DatDut.Com – “Bangsa yang besar adalah bangsa yang mengenang jasa pahlawannya,” demikian ucapan Bung Karno dahulu. Memang benar, menghargai jasa pahlawan adalah cerminan diri untuk mengukur seberapa besar, dan seberapa kuat bangsa itu berdiri. Ibaratkan bangunan, pahlawan adalah pondasi kuat yang membuat kita bisa berdiri hingga kini dengan damai.
Bulan ini Agustus, iya, Agustus. Semua orang Indonesia pasti tahu, kalau bulan ini amat istimewa, dan pastinya ditunggu dari Sabang hingga Merauke. Bahkan, euforia sudah mulai terasa dari awal bulan. Benar, di bulan ini bangsa Indonesia meraih kemerdekaan. Kemerdekaan yang sudah dirampas selama 450 tahun oleh Belanda dan juga Nippon.
Lalu akhirnya, tepat pada tanggal 17 Agustus 1945, berkibarlah Sang Saka Merah Putih dengan kaffah, tanpa lagi di cengkeram oleh imperialis kejam nan keji. Berkumandangnya Proklamasi Kemerdekaan Indonesia oleh Bung Karno, dan lagu Indonesia Raya membuat negeri ini benar-benar telah merdeka.
Tetapi, selama ini apakah kita tahu bagaimana dan siapakah pengarang lagu “Indonesia Raya” yang dikumandangkan oleh kita selama ini? Apakah kita tahu, jika beliau tidak “sempat” menyairkan karyanya saat kemerdekaan? Namanya Wage Rudolf Soepratman, seorang manusia dari keluarga sederhana, yang lahir dari seorang ibu bernama Siti Senen, dan ayah bernama Joemono Kartodikromo, seorang KNIL Londo. Lahir tanggal 9 Maret (ada sumber lain mengatakan, kalau lahir di tanggal 19 Maret) di wilayah di daerah Jawa Tengah, yang kini terkenal dengan nama Purworejo. Tahun 1903, tepatnya ia lahir.
Sayangnya, ia tidak hidup lama dengan orangtuanya, karena pada tahun 1914 ikut kakak sulungnya Roekijem ke Makassar, lalu disekolahkan oleh suami Roekijem yang bernama Willem van Eldik. Sampai ia lulus dari Normaalschool, dan lulus dari sana. Saat berumur 20 tahun, ia sempat mengajar di sekolah Angka 2.

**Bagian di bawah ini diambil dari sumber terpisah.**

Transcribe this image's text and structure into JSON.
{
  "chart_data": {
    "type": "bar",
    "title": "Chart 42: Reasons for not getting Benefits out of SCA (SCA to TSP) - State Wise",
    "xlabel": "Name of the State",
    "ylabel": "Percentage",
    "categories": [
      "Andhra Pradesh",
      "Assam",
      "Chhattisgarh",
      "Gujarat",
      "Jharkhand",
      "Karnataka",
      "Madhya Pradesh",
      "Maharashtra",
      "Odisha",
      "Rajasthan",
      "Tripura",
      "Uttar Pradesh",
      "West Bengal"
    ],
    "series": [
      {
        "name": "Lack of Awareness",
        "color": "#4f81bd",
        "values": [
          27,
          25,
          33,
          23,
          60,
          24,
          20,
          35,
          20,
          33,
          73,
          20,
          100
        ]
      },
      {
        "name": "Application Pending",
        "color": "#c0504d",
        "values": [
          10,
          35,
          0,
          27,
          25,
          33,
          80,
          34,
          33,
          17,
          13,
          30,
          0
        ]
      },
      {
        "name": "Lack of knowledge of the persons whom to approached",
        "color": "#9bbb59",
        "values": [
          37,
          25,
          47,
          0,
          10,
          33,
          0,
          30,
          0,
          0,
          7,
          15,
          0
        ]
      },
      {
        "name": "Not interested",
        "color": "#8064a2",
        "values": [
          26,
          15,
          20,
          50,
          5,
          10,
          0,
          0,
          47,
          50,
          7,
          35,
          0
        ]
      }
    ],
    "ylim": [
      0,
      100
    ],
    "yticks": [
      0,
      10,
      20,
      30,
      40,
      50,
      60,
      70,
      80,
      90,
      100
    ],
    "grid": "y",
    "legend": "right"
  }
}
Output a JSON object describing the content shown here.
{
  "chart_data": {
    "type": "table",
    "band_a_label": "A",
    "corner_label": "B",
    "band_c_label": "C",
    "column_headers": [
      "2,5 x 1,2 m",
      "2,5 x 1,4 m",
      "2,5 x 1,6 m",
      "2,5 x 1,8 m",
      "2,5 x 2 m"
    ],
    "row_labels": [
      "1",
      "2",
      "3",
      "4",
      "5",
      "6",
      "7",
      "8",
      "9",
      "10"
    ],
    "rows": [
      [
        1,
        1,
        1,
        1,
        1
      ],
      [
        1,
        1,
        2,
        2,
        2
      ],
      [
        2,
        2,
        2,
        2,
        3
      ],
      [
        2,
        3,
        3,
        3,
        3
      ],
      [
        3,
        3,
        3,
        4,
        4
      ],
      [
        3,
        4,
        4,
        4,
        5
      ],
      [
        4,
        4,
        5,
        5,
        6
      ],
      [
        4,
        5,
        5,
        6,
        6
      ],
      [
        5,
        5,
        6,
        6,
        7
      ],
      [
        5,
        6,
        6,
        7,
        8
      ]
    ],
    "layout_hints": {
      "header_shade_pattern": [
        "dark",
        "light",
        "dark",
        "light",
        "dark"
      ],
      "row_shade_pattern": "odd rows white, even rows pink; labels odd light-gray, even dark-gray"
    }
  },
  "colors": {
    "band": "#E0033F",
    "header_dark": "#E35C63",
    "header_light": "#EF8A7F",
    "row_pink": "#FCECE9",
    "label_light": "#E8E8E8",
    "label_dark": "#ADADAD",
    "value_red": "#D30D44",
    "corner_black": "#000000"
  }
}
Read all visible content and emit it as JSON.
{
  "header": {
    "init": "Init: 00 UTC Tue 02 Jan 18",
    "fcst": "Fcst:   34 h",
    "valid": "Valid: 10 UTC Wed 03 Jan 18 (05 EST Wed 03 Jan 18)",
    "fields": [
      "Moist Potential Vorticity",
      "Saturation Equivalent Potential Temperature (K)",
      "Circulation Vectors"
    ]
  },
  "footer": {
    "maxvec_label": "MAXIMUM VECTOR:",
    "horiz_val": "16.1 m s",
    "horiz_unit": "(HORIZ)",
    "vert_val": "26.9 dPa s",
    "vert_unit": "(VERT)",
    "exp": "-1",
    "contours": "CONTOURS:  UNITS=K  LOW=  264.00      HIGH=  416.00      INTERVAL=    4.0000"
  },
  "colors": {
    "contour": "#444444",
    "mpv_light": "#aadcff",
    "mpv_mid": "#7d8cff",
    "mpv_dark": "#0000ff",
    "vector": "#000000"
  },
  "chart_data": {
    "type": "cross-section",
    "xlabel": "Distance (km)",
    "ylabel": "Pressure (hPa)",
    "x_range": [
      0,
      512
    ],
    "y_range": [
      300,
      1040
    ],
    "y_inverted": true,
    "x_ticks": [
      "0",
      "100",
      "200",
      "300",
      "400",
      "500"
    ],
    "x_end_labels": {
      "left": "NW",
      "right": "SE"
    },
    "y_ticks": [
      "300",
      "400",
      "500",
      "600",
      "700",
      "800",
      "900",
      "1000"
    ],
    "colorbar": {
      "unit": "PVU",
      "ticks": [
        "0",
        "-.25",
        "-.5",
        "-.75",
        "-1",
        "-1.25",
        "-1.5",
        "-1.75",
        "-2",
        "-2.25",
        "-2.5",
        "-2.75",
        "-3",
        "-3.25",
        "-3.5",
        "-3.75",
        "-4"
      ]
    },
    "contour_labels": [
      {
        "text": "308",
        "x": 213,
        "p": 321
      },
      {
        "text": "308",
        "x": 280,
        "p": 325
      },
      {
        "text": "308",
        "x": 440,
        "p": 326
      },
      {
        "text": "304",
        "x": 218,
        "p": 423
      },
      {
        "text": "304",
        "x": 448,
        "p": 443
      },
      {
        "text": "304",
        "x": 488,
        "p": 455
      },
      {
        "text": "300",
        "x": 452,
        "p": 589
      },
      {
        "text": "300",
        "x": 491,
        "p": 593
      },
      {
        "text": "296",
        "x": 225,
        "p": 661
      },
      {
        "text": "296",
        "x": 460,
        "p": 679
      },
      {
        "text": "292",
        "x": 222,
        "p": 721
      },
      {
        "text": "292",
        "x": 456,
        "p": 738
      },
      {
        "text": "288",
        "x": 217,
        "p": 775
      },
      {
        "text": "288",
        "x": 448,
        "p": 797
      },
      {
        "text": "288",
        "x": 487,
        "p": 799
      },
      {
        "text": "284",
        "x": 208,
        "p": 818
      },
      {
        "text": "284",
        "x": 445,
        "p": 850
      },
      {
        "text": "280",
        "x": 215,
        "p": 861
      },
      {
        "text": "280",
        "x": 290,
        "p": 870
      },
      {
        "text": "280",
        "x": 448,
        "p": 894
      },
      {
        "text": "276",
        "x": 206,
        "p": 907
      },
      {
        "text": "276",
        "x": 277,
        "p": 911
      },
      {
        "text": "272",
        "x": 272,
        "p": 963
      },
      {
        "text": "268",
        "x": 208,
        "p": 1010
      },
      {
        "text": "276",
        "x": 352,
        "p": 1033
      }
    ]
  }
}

Saat masa muda itulah juga, ia sempat menulis buku berjudul Perawan Desa. Isi buku itu mengenai kekesalannya terhadap Penjajah Belanda. Oleh karena isi buku yang amat provokatif, dan Belanda takut akan adanya semangat membara “hanya” karena buku itu, maka dilaranglah peredaran buku itu. Itu adalah salah satu karyanya saat masih menjadi wartawan di Kaoem Kita dan Kaoem Muda di jakarta.
Lalu, bagaimana W.R Soepratman bisa menciptakan lagu Indonesia Raya? Jadi, saat Soepratman masih ada di Makassar. Suatu saat, ia membaca majalah Timbul, dan tak sengaja membaca sebuah artikel, yang mana di dalam artikel tersebut, sang penulis menantang para ahli musik untuk membuat lagu kebangsaan. Nah, Soepratman memang bisa bermain musik, dan terbilang ahli, karena ia belajar dari kakak iparnya.
Maka terciptalah lagu Indonesia Raya. Pada kongres Sumpah Pemuda II, tanggal 28 Oktober 1928 lagu itu dikumandangkan, lalu pada pertemuan-pertemuan besar selanjutnya, khususnya pertemuan partai-partai yang nasionalis yang mengadakan kongres. Karena makna, isi, dan semangat sang penyairlah yang membuat Indonesia Raya selalu diperdengarkan.
Karya lain yang ia buat adalah Ibu Kita Kartini, yang juga populer hingga masa kini. Tetapi, nasib berkata lain untuk dirinya. Ia hanya hidup selama 35 tahun, dan akhirnya meninggal pada tanggal 17 Agustus 1938 di Kota Pahlawan, Surabaya. Setelah merasakan sakit yang berkepanjangan.
Walau begitu, nafasnya masih berhembus di lagu-lagu karyanya hingga kini, sampai kapan pun, Indonesia tetap akan mengingatnya sebagai sang Penyair lagu kemerdekaan, seorang pahlawan gagah-berani menyemangati para pejuang terdahulu dengan maha karyanya.
“Hiduplah, Indonesia Raya” – W.R Soepratman.